『とと姉ちゃん』NHK連続ドラマ主人公小橋常子の『わたしの暮し』の販売が好調です。販売部数70万部を超えて100万部に達する勢いです。


『わたしの暮し』のモデル『暮しの手帖』も最盛期は100万を超える販売部数だったそうです。


凄いね‼︎


ってわかりますが


★この発行部数100万部数って、どんなに凄いのか?


現代の「一般週刊誌」と比較してみると


「一般週刊誌」発行部数ランキングTOP5(201310月~201312月)


1位 週刊文春(703,924部)文藝春秋


2位 週刊新潮(566,470部)新潮社


3位 週刊現代(535,000部)講談


4位 週刊ポスト(478,100部)小学館


5位 週刊大衆(252,667部)双葉社


あの現代、スクープ連発の週刊文春でさえ、70万部なんです。


ちょっと古いって?


では、最近の話題になったベッキーさんの不倫記事をみてみましょう。


週刊文春ベッキーさんの号は発行部数は66万部でした。


あんなに話題になったのに完売とはなっていませんでした。


ベッキーさんの号は8割弱でした。


約50万部が売れたみたいです。


週刊誌で言うところの「完売」、実は基準があります。


出版界全体がこのラインを下げているんですが、週刊文春は「8割」をラインとしています。

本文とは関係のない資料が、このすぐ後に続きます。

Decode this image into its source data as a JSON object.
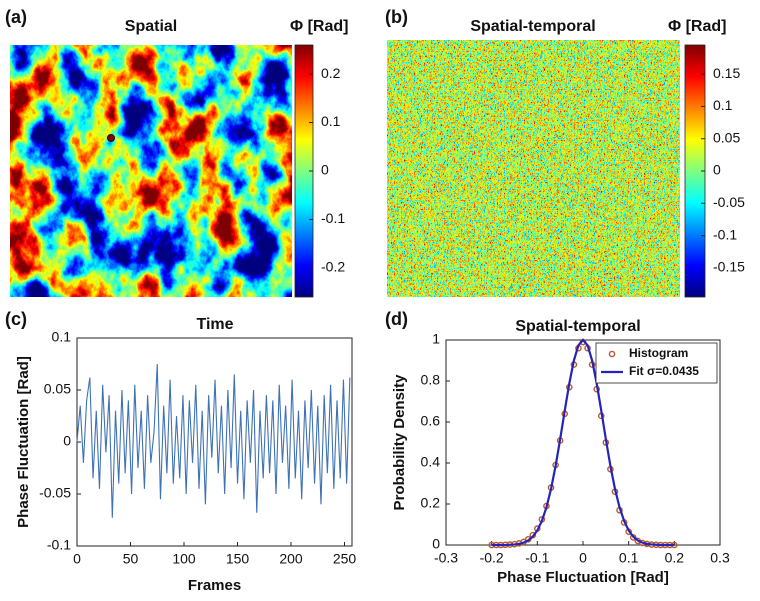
{
  "chart_data": [
    {
      "type": "image",
      "panel_label": "(a)",
      "title": "Spatial",
      "colorbar_label": "Φ [Rad]",
      "colormap": "jet",
      "clim": [
        -0.26,
        0.26
      ],
      "colorbar_ticks": [
        0.2,
        0.1,
        0,
        -0.1,
        -0.2
      ]
    },
    {
      "type": "image",
      "panel_label": "(b)",
      "title": "Spatial-temporal",
      "colorbar_label": "Φ [Rad]",
      "colormap": "jet",
      "clim": [
        -0.195,
        0.195
      ],
      "colorbar_ticks": [
        0.15,
        0.1,
        0.05,
        0,
        -0.05,
        -0.1,
        -0.15
      ]
    },
    {
      "type": "line",
      "panel_label": "(c)",
      "title": "Time",
      "x_label": "Frames",
      "y_label": "Phase Fluctuation [Rad]",
      "xlim": [
        0,
        257
      ],
      "ylim": [
        -0.1,
        0.1
      ],
      "xticks": [
        0,
        50,
        100,
        150,
        200,
        250
      ],
      "yticks": [
        -0.1,
        -0.05,
        0,
        0.05,
        0.1
      ],
      "grid": false,
      "x": [
        0,
        3,
        6,
        9,
        12,
        15,
        18,
        21,
        24,
        27,
        30,
        33,
        36,
        39,
        42,
        45,
        48,
        51,
        54,
        57,
        60,
        63,
        66,
        69,
        72,
        75,
        78,
        81,
        84,
        87,
        90,
        93,
        96,
        99,
        102,
        105,
        108,
        111,
        114,
        117,
        120,
        123,
        126,
        129,
        132,
        135,
        138,
        141,
        144,
        147,
        150,
        153,
        156,
        159,
        162,
        165,
        168,
        171,
        174,
        177,
        180,
        183,
        186,
        189,
        192,
        195,
        198,
        201,
        204,
        207,
        210,
        213,
        216,
        219,
        222,
        225,
        228,
        231,
        234,
        237,
        240,
        243,
        246,
        249,
        252,
        255
      ],
      "series": [
        {
          "color": "#3f72b5",
          "values": [
            0,
            0.035,
            -0.02,
            0.04,
            0.062,
            -0.035,
            0.03,
            -0.045,
            0.055,
            -0.01,
            0.045,
            -0.073,
            0.03,
            -0.04,
            0.05,
            -0.03,
            0.04,
            -0.05,
            0.055,
            -0.025,
            0.03,
            -0.045,
            0.045,
            -0.02,
            0.01,
            0.075,
            -0.055,
            0.035,
            -0.03,
            0.06,
            -0.04,
            0.025,
            -0.035,
            0.045,
            -0.05,
            0.04,
            -0.02,
            0.055,
            -0.045,
            0.03,
            -0.06,
            0.045,
            -0.015,
            0.06,
            -0.03,
            0.035,
            -0.05,
            0.05,
            -0.025,
            0.065,
            -0.04,
            0.03,
            -0.055,
            0.04,
            -0.02,
            0.05,
            -0.068,
            0.03,
            -0.035,
            0.045,
            -0.03,
            0.04,
            -0.05,
            0.055,
            -0.02,
            0.035,
            -0.045,
            0.06,
            -0.035,
            0.03,
            -0.055,
            0.04,
            -0.025,
            0.05,
            -0.04,
            0.035,
            -0.06,
            0.045,
            -0.03,
            0.055,
            -0.045,
            0.04,
            -0.035,
            0.06,
            -0.04,
            0.062
          ]
        }
      ]
    },
    {
      "type": "combo",
      "panel_label": "(d)",
      "title": "Spatial-temporal",
      "x_label": "Phase Fluctuation [Rad]",
      "y_label": "Probability Density",
      "xlim": [
        -0.3,
        0.3
      ],
      "ylim": [
        0,
        1
      ],
      "xticks": [
        -0.3,
        -0.2,
        -0.1,
        0,
        0.1,
        0.2,
        0.3
      ],
      "yticks": [
        0,
        0.2,
        0.4,
        0.6,
        0.8,
        1
      ],
      "grid": false,
      "legend": "northeast",
      "series": [
        {
          "name": "Histogram",
          "type": "scatter",
          "color": "#b9582a",
          "x": [
            -0.2,
            -0.19,
            -0.18,
            -0.17,
            -0.16,
            -0.15,
            -0.14,
            -0.13,
            -0.12,
            -0.11,
            -0.1,
            -0.09,
            -0.08,
            -0.07,
            -0.06,
            -0.05,
            -0.04,
            -0.03,
            -0.02,
            -0.01,
            0,
            0.01,
            0.02,
            0.03,
            0.04,
            0.05,
            0.06,
            0.07,
            0.08,
            0.09,
            0.1,
            0.11,
            0.12,
            0.13,
            0.14,
            0.15,
            0.16,
            0.17,
            0.18,
            0.19,
            0.2
          ],
          "values": [
            0,
            0,
            0,
            0.001,
            0.002,
            0.004,
            0.008,
            0.015,
            0.028,
            0.048,
            0.08,
            0.125,
            0.19,
            0.28,
            0.39,
            0.51,
            0.64,
            0.77,
            0.88,
            0.96,
            0.99,
            0.96,
            0.88,
            0.76,
            0.63,
            0.5,
            0.37,
            0.26,
            0.17,
            0.11,
            0.065,
            0.037,
            0.02,
            0.01,
            0.005,
            0.002,
            0.001,
            0,
            0,
            0,
            0
          ]
        },
        {
          "name": "Fit σ=0.0435",
          "type": "line",
          "color": "#2424b8",
          "x": [
            -0.2,
            -0.19,
            -0.18,
            -0.17,
            -0.16,
            -0.15,
            -0.14,
            -0.13,
            -0.12,
            -0.11,
            -0.1,
            -0.09,
            -0.08,
            -0.07,
            -0.06,
            -0.05,
            -0.04,
            -0.03,
            -0.02,
            -0.01,
            0,
            0.01,
            0.02,
            0.03,
            0.04,
            0.05,
            0.06,
            0.07,
            0.08,
            0.09,
            0.1,
            0.11,
            0.12,
            0.13,
            0.14,
            0.15,
            0.16,
            0.17,
            0.18,
            0.19,
            0.2
          ],
          "values": [
            0,
            0,
            0,
            0,
            0.0012,
            0.0026,
            0.0056,
            0.0115,
            0.022,
            0.041,
            0.071,
            0.118,
            0.184,
            0.274,
            0.386,
            0.517,
            0.655,
            0.788,
            0.9,
            0.974,
            1,
            0.974,
            0.9,
            0.788,
            0.655,
            0.517,
            0.386,
            0.274,
            0.184,
            0.118,
            0.071,
            0.041,
            0.022,
            0.0115,
            0.0056,
            0.0026,
            0.0012,
            0,
            0,
            0,
            0
          ]
        }
      ]
    }
  ]
}
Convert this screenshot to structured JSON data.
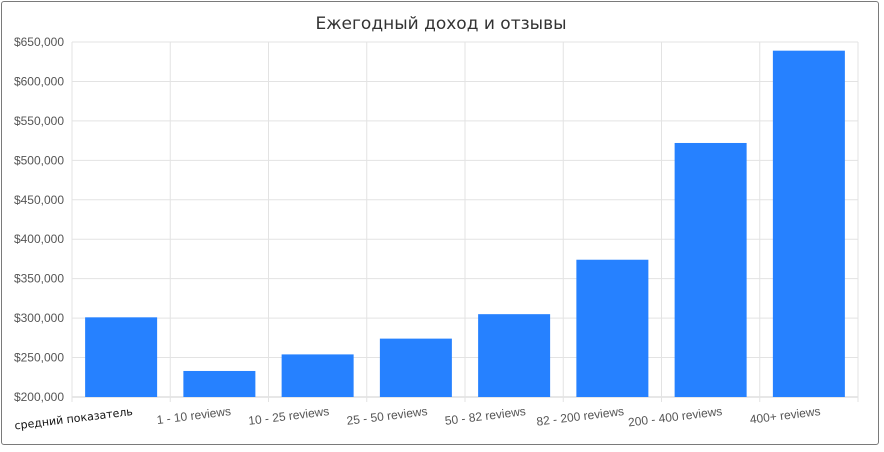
{
  "chart_data": {
    "type": "bar",
    "title": "Ежегодный доход и отзывы",
    "categories": [
      "средний показатель",
      "1 - 10 reviews",
      "10 - 25 reviews",
      "25 - 50 reviews",
      "50 - 82 reviews",
      "82 - 200 reviews",
      "200 - 400 reviews",
      "400+ reviews"
    ],
    "values": [
      301000,
      233000,
      254000,
      274000,
      305000,
      374000,
      522000,
      639000
    ],
    "ylim": [
      200000,
      650000
    ],
    "yticks": [
      "$200,000",
      "$250,000",
      "$300,000",
      "$350,000",
      "$400,000",
      "$450,000",
      "$500,000",
      "$550,000",
      "$600,000",
      "$650,000"
    ],
    "ytick_values": [
      200000,
      250000,
      300000,
      350000,
      400000,
      450000,
      500000,
      550000,
      600000,
      650000
    ],
    "grid": true,
    "bar_color": "#2681ff",
    "xlabel": "",
    "ylabel": ""
  }
}
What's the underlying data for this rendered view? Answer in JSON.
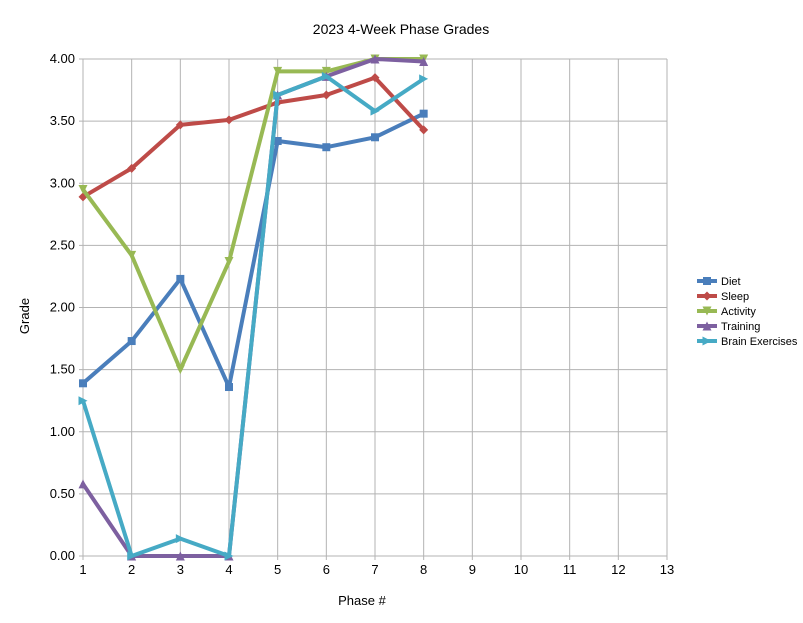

66万部を完全に売り切るのは、日本全国の書店等に出しているので至難の技ではないそうです。


首都圏で売れても、地方ではそうでもなかったり。


★週刊文春はどのくらい儲かるのか?


ベッキーさんの号を例にすると、66万部の8割、53万部が実売数と考えることができます。


週刊文春値段は400円


完売で21,200万円の売上です。


書店22%4664万)


取次に8%(1696万)


印刷原価15%3180万)


版元の売上純利益55%(11660万)


1回出すと1億1660万の儲かります。


なかなか、いい商売ですね。


★週刊文春がスクープを連発させる理由は?


週刊文春はなかなかいい儲けです。


週刊文春の編集部は、55人のチームで、完売時は1週間あたり、11,660万の売上純利益。


編集部員、特約記者1人あたり、212万を稼いでいることとなります。


それが、毎週となるから4.3週とすると、911.6万となります?


販管費に取材費を抜いても、これはこれでかなりの経費がかけられる体質がスクープを支えている構造のよです。


★週刊文春のコンテンツビジネス


ビッキーの不倫騒動はテレビのワイドショーでも随分取り上げられていました。


視聴者はテレビをみながら、週刊文春の記事を何度も何度も繰り返し観ていました。


週刊文春にベッキーのLINEがそのまま掲載され、ワイドショーのテレビの画面に出たときは、ベッキー大ピンチと、さぞかし思ったことでしょう。


まさか、この週刊文春の記事、週刊文春は各テレビ局から記事使用料をちょうをもらっていたのです。


週刊文春の『コンテンツビジネス』だそうです。


『暮しの手帖』はどんなに凄い雑誌なのか?


現代の雑誌で広告を掲載してない雑誌などありません。


なぜならば、雑誌の販売料だけで雑誌社はなりたっていかないのです。


広告収入が入ってやっと会社を維持できていると言う状況なのです。


ましてや、『暮しの手帖』は女性や主婦対象の地味な暮しの提案雑誌です。


当然、週刊文春のような芸能人のスクープ記事などありません。


しかし、『暮しの手帖』は最高部数で週刊文春を遙かに超えた100万部以上の発行部数を達成しています。


これは日本に於いて奇跡であったと言うしかないと思います。


花森安治は『暮しの手帖』の3つの幸せを次のように語っています。


ひとつは、雑誌を育て、支える質のよい読者を持ちつづけたこと。


ふたつめは、雑誌のどの号の、どの一頁(ページ)も、筆を曲げなかったこと。


「この雑誌は広告をのせていません、そのために、どんな圧力も感じないでやってこられたのだとおもいます。
編集者として『何ものにもしばられることなく、つねに自由であること』これにまさる幸せは、ほかにはないからです。」


「そして、広告をのせなくても、雑誌を一冊一冊買ってもらう、その収入だけでちゃんとやっていける、そのことを二十二年間の経験で、ぼくたちは、実証できたと思ってます。」